World Fringe Congress Open Space Day

When: 16-20 August 2012

Where: Edinburgh, UK

The Lowdown

Join us for a day exploring … using the Open Space Approach. We’ll create the agenda for the day on the day, because there will be a critical mass of people who are just the right people to create that agenda! Writers, directors, producers, arts makers, promoters, actors and performers, arts administrators will come together to explore our theme. This will be a unique and powerful day. We hope you will join us.

What is Open Space?

Open Space is an approach to conferencing without a predetermined agenda. The agenda emerges on the day through a simple, facilitated process. The output from the conference is often more relevant, more useful, and more lasting than anything we try to plan in advance. This is because the content arises from the passion in the room on the day. The people are there because they want to be there. People attend sessions, discussions, meetings, debates, talks because they choose on the day to attend those happenings. People offer sessions on the day much more spontaneously and address themselves to the theme of the conference, which is the main thing that IS set in advance.

For the sessions that emerge on the day:
– whenever it starts is the right time
– whoever comes are the right people
– whatever happens, happens
– when it is over, it is over.

And people are encouraged to use the “law of two feet” – to never be in a place in space or time that they don’t want to be. Leaving a session and joining another at any time is acceptable and not deemed to be rude!

At the beginning of the day, we start in a circle and there is an open space “market place”. This is where attendees are invited to fill an empty timetable with content. People stand up and offer sessions – talks, discussions, workshops, demonstrations, debates – and the rest of the attendees are invited to sign up to whatever sessions they wish to attend. Session convenors agree to capture the essence of their session so this can be incorporated into a document that records the whole event and is shared with all participants (and others interested) after the event. Any notes written up during the day itself can be posted to a “breaking news” board at the event itself.

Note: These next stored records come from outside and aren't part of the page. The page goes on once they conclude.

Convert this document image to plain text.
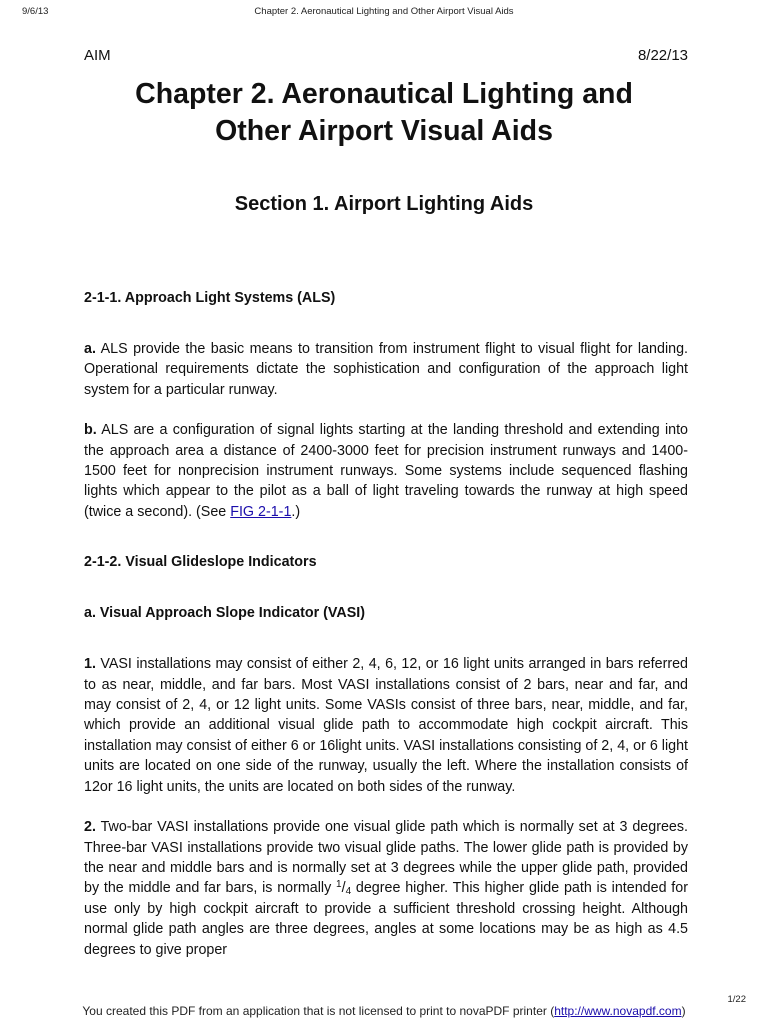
9/6/13	Chapter 2. Aeronautical Lighting and Other Airport Visual Aids
AIM	8/22/13
Chapter 2. Aeronautical Lighting and
Other Airport Visual Aids
Section 1. Airport Lighting Aids
2-1-1. Approach Light Systems (ALS)

a. ALS provide the basic means to transition from instrument flight to visual flight for landing. Operational requirements dictate the sophistication and configuration of the approach light system for a particular runway.

b. ALS are a configuration of signal lights starting at the landing threshold and extending into the approach area a distance of 2400-3000 feet for precision instrument runways and 1400-1500 feet for nonprecision instrument runways. Some systems include sequenced flashing lights which appear to the pilot as a ball of light traveling towards the runway at high speed (twice a second). (See FIG 2-1-1.)

2-1-2. Visual Glideslope Indicators
a. Visual Approach Slope Indicator (VASI)

1. VASI installations may consist of either 2, 4, 6, 12, or 16 light units arranged in bars referred to as near, middle, and far bars. Most VASI installations consist of 2 bars, near and far, and may consist of 2, 4, or 12 light units. Some VASIs consist of three bars, near, middle, and far, which provide an additional visual glide path to accommodate high cockpit aircraft. This installation may consist of either 6 or 16light units. VASI installations consisting of 2, 4, or 6 light units are located on one side of the runway, usually the left. Where the installation consists of 12or 16 light units, the units are located on both sides of the runway.

2. Two-bar VASI installations provide one visual glide path which is normally set at 3 degrees. Three-bar VASI installations provide two visual glide paths. The lower glide path is provided by the near and middle bars and is normally set at 3 degrees while the upper glide path, provided by the middle and far bars, is normally $^1/_4$ degree higher. This higher glide path is intended for use only by high cockpit aircraft to provide a sufficient threshold crossing height. Although normal glide path angles are three degrees, angles at some locations may be as high as 4.5 degrees to give proper

1/22
You created this PDF from an application that is not licensed to print to novaPDF printer (http://www.novapdf.com)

The passion is in the room. On the day. The open space is filled with content that the people in the room want to explore. People are encouraged to be “butterflies” when they choose and float from one session to another. Or they may choose to be more informal, like attractive flowers, and soon enough a spontaneous conversational group can emerge that wasn’t planned in the morning “market place”.

The open space becomes a real conference. A place where we explore together a critical theme that we want to explore. The aim is to ensure you are always in a place of relevance and value to you during the day. Out of the open space, the outcome emerges – a large group of people have shared thoughts and experiences, ideas and approaches around a critical theme. And it all feels more emergent, live and genuinely owned by the attendees and not a programme committee who set the whole thing as a “best guess” in advance. The open space is in the hands of the community not the committee!

Open Spaces have been used all over the world since the idea was created by Harrison Owen. They have been used more recently in the arts and in the theatre world. The method is tried and trusted as a way of diving deeply into an important question, set of questions or challenges.

The World Fringe Congress Open Space

World Fringe will be offering one of its Congress days at the Edinburgh Fringe as an open space. The theme will be focused on a key issue related to Fringe, something you’ll feel passionate about, interested to explore and to contribute to.

You might come along already with a session you want to offer or a question related to it you want to explore with others. You might come along undecided as to whether you’ll offer to convene a session and remain open until the last minute! You might just want to come to participate, to join in others’ sessions. That’s okay! At the start of the day the market place session will be the place to see the timetable fill up with all kinds of angles and perspectives on the theme for the day.